Parsing using a Graphics Processing Unit (GPU)?

Roger L Costello

unread,

Sep 1, 2020, 12:44:53 AM9/1/20

to

Hi Folks,

I am reading a book [1] on machine learning and the book says some pretty
interesting things:

"In the search for more speed, machine learning researchers started taking
advantage of special hardware found in some computers, originally designed to
improve graphics performance. You may have heard these called graphics cards.
... Those graphics cards contain a GPU, or graphics processing unit. Unlike a
general purpose CPU, a GPU is designed to perform specific tasks, and do them
well. One of those tasks is to carry out arithmetic, including matrix
multiplication, in a highly parallel way. ... GPUs have many more [than CPUs]
arithmetic cores, thousands are fairly common today. This means a huge
workload can be split amongst all those cores and the job can be done
quickly."

Neat!

Has the parsing community found a way to take advantage of GPUs?

From the above excerpt, it appears that GPUs are especially good at
arithmetic. When I think of parsing, I don't think of lots of arithmetic.
Perhaps someone has devised a way to recast the parsing problem into an
arithmetic problem?

Any thoughts you might have on:

(a) parsing-using-GPUs, and
(b) recasting-the-parsing-problem-into-an-arithmetic-problem

would be appreciated. /Roger

[1] "Make Your First GAN with Pytorch" by Tariq Rashid

[Parsing is not usually an important factor in compiler performance.
The slow parts are the lexer, because it has to look at every
character of the input, and some optimizations that have to analyze
the entire intermediate form of the program. The first step in lexing
is to identify what class each character is, e.g., identifier, white
space, or operator. Perhaps a GPU could do vector lookups to speed
that up. For optimizations, I can sort of imagine how some analyses
like reachability might be expressible as matrices. -John]

Christian Gollwitzer

unread,

Sep 1, 2020, 12:03:27 PM9/1/20

to

Am 31.08.20 um 12:35 schrieb Roger L Costello:

> Has the parsing community found a way to take advantage of GPUs?

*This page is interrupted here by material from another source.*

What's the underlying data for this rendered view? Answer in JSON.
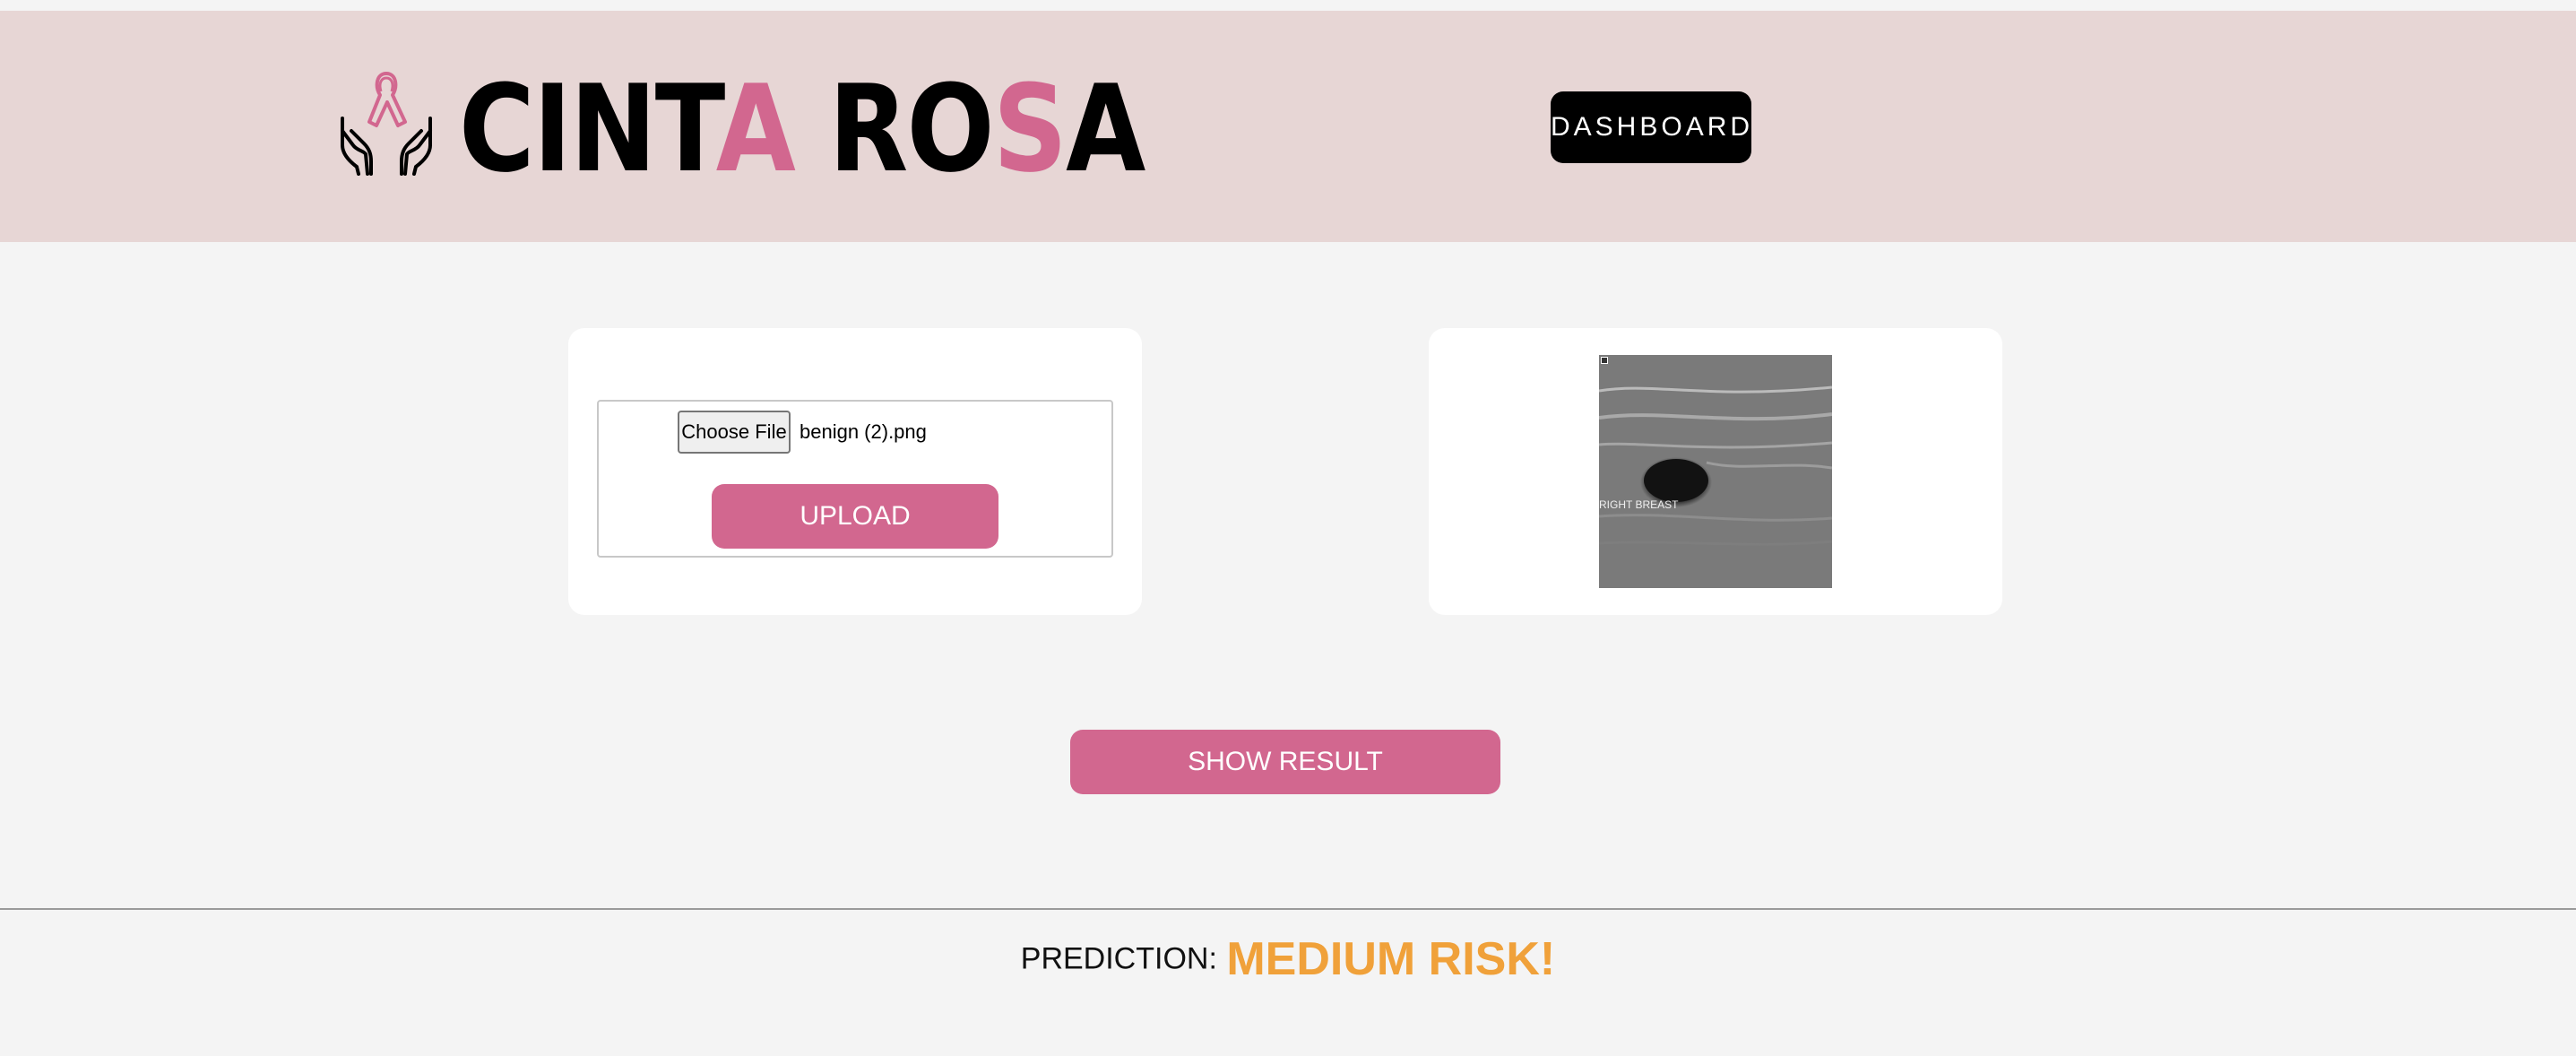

I don't think that you can speed up parsing a lot using GPUs. GPUs are
generally good at parallel processing. A single thread is usually slower
than a CPU thread, and there is overhead, because they are not
self-contained - i.e. you can usually speed up only some part of a
program, and it needs to be uploaded to the GPU and downloaded back.
GPUs also have faster memory, *if* you access it either in big blocks or
as a serial stream, in which case the compiler can transform it to block
access. For random accesses, the memory is slower.

I have done some basic GPU programming, and I think that parsing is not
a parallel task in that sense. The parser reads the input as a stream of
tokens; you can't split the C file at some arbitrary point in half and
parse both parts independently.

Christian

A. K.

unread,

Sep 1, 2020, 12:04:14 PM9/1/20

to

Am Dienstag, 1. September 2020 06:44:53 UTC+2 schrieb Roger L Costello:
> Has the parsing community found a way to take advantage of GPUs?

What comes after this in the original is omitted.